5. Special case: if any number is 1, it can’t connect to anything (GCD with anything is 1).

Solution

def canTraverseAllPairs(nums):
    n = len(nums)
    if n == 1:
        return True

    # If any number is 1, it can't form a GCD > 1 edge
    # Unless n == 1 (handled above)
    if 1 in nums:
        return False

    MAX_VAL = max(nums) + 1
    # Union-Find over indices 0..n-1 AND prime "virtual nodes" n..n+MAX_VAL
    parent = list(range(n + MAX_VAL))
    rank = [0] * (n + MAX_VAL)

    def find(x):
        while parent[x] != x:
            parent[x] = parent[parent[x]]
            x = parent[x]
        return x

    def union(x, y):
        px, py = find(x), find(y)
        if px == py:
            return
        if rank[px] < rank[py]:
            px, py = py, px
        parent[py] = px
        if rank[px] == rank[py]:
            rank[px] += 1

    def prime_factors(num):
        factors = []
        d = 2
        while d * d <= num:
            if num % d == 0:
                factors.append(d)
                while num % d == 0:
                    num //= d
            d += 1
        if num > 1:
            factors.append(num)
        return factors

    for i, num in enumerate(nums):
        for p in prime_factors(num):
            # Union index i with the "virtual node" for prime p
            union(i, n + p)

    # Check if all indices share the same root
    root = find(0)
    return all(find(i) == root for i in range(1, n))
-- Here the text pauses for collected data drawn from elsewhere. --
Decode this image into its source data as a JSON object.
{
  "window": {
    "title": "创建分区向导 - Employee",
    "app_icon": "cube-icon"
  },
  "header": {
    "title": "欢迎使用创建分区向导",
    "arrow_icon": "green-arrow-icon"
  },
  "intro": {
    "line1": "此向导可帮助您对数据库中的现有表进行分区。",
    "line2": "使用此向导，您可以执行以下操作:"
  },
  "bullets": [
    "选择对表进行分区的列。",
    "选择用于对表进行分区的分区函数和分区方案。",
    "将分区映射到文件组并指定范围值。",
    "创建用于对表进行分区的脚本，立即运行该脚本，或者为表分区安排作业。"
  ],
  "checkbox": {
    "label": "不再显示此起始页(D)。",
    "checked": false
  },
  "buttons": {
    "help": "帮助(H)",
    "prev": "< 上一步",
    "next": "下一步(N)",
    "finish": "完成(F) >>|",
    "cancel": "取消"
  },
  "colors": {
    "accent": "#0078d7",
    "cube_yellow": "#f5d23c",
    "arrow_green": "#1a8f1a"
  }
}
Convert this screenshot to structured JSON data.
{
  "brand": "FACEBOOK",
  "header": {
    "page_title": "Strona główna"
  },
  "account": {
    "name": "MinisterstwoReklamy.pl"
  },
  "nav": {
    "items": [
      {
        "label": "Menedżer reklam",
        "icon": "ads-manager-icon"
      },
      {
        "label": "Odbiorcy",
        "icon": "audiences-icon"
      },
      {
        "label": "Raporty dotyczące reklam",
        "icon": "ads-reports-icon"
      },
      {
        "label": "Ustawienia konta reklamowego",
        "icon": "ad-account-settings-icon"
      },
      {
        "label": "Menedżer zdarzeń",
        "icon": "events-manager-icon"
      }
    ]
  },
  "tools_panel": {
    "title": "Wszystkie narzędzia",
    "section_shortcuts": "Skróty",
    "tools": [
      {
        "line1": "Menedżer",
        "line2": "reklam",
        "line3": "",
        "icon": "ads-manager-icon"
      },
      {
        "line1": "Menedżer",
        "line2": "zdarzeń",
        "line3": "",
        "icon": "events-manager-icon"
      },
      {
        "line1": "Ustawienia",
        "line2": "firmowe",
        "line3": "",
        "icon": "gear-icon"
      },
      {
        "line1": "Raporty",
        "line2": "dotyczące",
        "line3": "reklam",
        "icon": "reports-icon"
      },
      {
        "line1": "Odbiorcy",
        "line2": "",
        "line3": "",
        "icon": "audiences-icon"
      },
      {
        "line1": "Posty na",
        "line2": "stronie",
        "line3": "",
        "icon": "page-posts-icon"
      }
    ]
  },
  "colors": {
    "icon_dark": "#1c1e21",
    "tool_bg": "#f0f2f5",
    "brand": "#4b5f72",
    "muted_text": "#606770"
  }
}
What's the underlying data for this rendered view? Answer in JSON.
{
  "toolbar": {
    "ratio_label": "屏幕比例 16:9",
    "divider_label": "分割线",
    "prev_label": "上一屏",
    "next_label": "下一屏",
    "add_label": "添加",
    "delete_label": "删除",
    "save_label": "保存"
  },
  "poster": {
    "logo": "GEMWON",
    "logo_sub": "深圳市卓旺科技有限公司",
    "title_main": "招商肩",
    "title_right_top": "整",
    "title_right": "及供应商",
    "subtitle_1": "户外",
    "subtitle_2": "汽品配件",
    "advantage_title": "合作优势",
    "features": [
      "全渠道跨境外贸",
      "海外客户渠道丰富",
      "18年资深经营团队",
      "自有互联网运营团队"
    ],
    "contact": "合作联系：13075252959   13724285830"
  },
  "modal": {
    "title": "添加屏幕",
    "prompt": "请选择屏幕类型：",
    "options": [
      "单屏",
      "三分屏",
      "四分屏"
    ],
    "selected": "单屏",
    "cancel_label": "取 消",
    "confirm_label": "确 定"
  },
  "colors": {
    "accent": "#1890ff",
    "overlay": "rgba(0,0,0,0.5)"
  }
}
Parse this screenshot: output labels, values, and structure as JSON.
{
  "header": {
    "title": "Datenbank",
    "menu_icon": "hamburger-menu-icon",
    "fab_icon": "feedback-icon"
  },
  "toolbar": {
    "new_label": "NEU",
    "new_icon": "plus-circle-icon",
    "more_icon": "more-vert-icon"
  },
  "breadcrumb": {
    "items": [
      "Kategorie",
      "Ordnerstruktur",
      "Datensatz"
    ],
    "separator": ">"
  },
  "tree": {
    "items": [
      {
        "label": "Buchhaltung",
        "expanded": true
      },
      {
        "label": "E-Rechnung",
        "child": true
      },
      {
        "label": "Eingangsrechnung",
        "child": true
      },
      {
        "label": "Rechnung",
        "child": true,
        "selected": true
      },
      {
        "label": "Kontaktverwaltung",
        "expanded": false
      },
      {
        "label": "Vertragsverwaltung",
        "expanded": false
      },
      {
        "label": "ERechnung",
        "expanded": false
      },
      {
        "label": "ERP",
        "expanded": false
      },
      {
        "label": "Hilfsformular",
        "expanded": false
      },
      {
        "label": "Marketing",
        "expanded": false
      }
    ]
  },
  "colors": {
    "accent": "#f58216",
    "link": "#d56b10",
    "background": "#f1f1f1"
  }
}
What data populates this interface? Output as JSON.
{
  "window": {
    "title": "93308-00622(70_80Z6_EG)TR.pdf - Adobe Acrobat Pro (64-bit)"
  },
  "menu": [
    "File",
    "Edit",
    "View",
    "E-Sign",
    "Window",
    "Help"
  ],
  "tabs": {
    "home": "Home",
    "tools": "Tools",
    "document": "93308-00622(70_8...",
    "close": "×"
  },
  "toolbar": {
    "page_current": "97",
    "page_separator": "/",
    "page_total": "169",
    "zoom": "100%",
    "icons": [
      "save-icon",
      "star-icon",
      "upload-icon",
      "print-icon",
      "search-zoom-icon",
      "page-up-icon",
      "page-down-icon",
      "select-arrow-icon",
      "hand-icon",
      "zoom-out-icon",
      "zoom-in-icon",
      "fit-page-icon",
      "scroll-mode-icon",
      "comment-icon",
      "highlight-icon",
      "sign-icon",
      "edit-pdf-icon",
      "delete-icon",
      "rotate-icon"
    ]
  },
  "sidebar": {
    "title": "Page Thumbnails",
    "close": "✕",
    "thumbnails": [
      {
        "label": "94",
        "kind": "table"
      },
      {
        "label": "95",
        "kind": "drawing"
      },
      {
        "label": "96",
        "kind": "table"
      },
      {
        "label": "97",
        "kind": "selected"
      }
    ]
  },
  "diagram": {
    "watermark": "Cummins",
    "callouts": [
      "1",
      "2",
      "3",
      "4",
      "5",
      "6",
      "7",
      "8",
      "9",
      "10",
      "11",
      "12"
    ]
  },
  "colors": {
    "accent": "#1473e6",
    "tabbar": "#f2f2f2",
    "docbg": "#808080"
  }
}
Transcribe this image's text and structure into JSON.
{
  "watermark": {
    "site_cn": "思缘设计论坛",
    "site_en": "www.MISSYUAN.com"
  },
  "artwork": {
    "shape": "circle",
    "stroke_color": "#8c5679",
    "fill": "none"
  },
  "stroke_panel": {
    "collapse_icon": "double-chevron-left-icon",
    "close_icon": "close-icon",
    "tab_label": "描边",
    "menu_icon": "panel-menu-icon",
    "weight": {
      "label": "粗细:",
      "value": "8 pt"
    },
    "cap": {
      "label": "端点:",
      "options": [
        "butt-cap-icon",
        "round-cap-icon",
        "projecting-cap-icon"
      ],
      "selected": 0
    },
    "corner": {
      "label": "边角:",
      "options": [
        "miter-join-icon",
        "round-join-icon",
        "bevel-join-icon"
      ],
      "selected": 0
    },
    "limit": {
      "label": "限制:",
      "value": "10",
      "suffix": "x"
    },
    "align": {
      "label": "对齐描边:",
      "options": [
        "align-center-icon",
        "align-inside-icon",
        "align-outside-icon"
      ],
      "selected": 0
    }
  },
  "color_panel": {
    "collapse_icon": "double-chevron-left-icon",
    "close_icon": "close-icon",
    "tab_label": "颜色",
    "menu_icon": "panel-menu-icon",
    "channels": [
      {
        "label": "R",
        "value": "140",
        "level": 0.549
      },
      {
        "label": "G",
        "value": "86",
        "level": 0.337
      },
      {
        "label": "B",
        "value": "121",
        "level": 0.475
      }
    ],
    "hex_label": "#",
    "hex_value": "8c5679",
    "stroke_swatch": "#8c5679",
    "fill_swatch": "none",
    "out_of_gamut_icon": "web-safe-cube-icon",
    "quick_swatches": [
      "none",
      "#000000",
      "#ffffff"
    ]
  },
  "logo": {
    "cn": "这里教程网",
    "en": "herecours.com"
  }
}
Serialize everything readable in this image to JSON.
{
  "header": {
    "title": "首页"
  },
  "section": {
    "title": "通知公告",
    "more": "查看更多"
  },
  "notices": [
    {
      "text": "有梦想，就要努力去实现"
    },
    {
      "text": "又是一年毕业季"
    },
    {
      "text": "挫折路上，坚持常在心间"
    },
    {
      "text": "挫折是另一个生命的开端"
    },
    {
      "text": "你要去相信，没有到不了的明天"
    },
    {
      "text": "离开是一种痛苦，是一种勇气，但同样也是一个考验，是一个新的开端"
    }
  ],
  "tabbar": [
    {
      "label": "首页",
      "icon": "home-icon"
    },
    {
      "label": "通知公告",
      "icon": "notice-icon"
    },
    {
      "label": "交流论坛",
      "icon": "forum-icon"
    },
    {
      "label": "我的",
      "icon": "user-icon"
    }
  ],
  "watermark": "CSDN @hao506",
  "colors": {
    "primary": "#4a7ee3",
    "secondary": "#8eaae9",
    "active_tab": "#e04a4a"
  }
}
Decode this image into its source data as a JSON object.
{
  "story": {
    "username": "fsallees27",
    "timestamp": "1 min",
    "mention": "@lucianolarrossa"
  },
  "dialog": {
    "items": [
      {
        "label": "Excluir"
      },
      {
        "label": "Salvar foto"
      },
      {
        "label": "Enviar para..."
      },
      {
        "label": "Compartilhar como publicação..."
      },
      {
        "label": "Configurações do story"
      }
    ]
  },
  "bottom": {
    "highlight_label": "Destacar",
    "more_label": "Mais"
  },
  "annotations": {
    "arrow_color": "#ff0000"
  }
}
print(canTraverseAllPairs([2, 3, 6]))      # True  (2 and 6 share 2; 3 and 6 share 3)
print(canTraverseAllPairs([3, 9, 5]))      # False (5 shares nothing with 3 or 9)
print(canTraverseAllPairs([4, 3, 12, 8]))  # True
print(canTraverseAllPairs([1, 2, 3]))      # False (1 can't connect to anything)
print(canTraverseAllPairs([2]))            # True  (single element)

Complexity

• Time: O(n * sqrt(max_val) * α(n)) — factorize each number + Union-Find operations
• Space: O(n + max_val) — Union-Find with virtual prime nodes

Common Pitfalls

Forgetting that 1 connects to nothing. The number 1 has no prime factors, so it can never form a GCD > 1 edge with any other number. If nums contains 1 and has length > 1, the answer is always False.

Only checking index connectivity without prime virtual nodes. The naive union of pairs is O(n²). The prime factor trick reduces it dramatically by routing connectivity through shared primes.

Off-by-one in virtual node indexing. If index i corresponds to nums[i] (indices 0..n-1), then the virtual node for prime p should be at position n + p. Make sure your Union-Find is large enough: size n + max_val.